Sockeye or Red Salmon are one of the heaviest fish runs in Alaska. In some of the medium and smaller sized creeks in the month of July, they will be so thick that you can practically pick them up with your hands. Most people just go right out and catch them, but they are not always easy to catch legally…that means setting the hook in their jaw not their fins. Given that, there are some tricks catching Sockeye Salmon.
Sockeye are beautiful fish that are easy to spot with their brightly reddish sides and their blue-black head. Most sockeye will range in length from 18 inches to just over 30 inches. They can typically weigh up to 15 pounds with a few trophy Sockeye Salmon cresting the 15 pound mark.
Where to fish for Sockeye Salmon in Alaska?
The area around Bristol Bay offers some of the heaviest runs of Sockeye. The major rivers include the Nushagak, Naknek, the Kvichak, and the Egegik rivers as well as their tributaries. Which river you pick is not as important as where you fish within the river you are on. Sockeye have developed ways to conserve energy and, since their spawning run is the last run they will make, it is important that they reach their spawning grounds. Given that, they usually don't bite flies when the fish are lying thick in the water and you could reach down with your hand and pick up the one you want. The reason for this is the same reason that geese fly in a V formation, the lead fish spends the most energy while the ones behind are conserving energy.
Where you want to find them is in the fastest moving water such as a ripple. Once you find a spot, then you don't have to move too much to keep catching them because Sockeye also line up when they are facing fast moving water. When they are in the faster moving water, they are more prone to snap and strike a fly. Sockeye salmon are known to strike flies that are just about at their eye level, so the fly should be down in the water at their level. Consider using a heavy type sinking fly with a 4 foot leader and enough weight to keep it down but bouncing along the bottom.
What are the best flies for sockeye?
For king and silver salmon we usually use larger flies like the articulated leech flies in bright colors. For sockeye try a medium sized fly 4-8. The Copper Swan is a good example of a sockeye fly. The sockeye flies are different from the flies for the larger salmon. Not only are they smaller, they are not usually a bright. A good multi-colored fly, which is darker in color, works well. When the Sockeye are in the river, the air is full of mayflies, stoneflies, and even damselflies. These are small bodied insects with big wings. The females of these insect species dot the water laying eggs, and they sometimes get caught in the water and sink. That is what the Sockeye will strike at as they queue up to head upstream.

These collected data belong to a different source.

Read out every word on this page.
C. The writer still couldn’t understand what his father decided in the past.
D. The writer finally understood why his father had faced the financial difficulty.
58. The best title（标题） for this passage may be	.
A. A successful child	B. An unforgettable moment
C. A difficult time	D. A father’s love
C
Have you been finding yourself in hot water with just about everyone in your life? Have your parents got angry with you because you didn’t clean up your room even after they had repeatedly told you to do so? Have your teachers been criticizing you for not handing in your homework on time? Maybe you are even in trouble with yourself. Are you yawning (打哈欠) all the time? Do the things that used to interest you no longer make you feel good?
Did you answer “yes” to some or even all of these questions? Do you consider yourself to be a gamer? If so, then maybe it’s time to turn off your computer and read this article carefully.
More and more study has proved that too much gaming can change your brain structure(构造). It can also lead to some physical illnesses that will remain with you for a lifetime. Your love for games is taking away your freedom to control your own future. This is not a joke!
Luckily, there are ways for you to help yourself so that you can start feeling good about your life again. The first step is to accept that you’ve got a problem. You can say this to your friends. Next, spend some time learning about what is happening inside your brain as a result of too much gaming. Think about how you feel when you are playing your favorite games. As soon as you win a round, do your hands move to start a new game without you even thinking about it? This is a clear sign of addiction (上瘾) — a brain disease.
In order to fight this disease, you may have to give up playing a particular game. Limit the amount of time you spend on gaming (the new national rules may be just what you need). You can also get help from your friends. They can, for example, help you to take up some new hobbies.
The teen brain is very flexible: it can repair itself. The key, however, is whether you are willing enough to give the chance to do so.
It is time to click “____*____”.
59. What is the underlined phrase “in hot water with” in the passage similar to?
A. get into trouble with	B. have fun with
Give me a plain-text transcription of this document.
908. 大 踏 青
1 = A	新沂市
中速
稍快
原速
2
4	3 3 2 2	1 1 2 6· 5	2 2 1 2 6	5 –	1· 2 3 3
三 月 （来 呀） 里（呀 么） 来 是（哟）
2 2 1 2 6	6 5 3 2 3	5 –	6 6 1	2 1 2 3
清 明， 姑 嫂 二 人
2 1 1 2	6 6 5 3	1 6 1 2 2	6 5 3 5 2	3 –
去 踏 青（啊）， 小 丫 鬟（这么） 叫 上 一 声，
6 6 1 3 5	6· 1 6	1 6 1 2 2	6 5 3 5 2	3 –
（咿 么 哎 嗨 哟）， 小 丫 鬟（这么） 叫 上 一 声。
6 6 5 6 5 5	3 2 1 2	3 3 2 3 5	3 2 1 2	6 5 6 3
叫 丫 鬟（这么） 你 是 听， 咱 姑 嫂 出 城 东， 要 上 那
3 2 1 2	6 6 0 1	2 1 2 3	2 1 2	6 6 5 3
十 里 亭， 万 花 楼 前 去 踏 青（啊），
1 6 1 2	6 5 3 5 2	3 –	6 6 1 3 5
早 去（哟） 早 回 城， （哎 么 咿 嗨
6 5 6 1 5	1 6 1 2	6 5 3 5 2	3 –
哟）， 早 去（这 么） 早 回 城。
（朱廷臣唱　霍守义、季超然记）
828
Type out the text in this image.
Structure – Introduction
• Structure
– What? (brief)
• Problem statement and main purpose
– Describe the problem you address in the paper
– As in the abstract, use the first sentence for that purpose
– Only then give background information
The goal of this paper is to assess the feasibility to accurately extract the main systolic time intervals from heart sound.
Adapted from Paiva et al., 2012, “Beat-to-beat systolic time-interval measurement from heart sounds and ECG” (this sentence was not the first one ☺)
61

So how do you choose which fly to use? A good tip for fishing for any kind of fish is to approach the river and spend five to ten minutes just looking. What you are looking for is how the river is moving, what the water looks like and what insects are buzzing about. The color and size of what you see flying about is exactly what you should choose in a fly. That is what the fish are used to seeing and that is one of the tricks to how you get the sockeye to strike your fly. Fishing for sockeye is quite a bit different than fishing for silvers or king salmon. A good tip is to ask your guide what's been working. The guides usually know the local waters well and they understand how seasonal changes can affect the fishing in that area.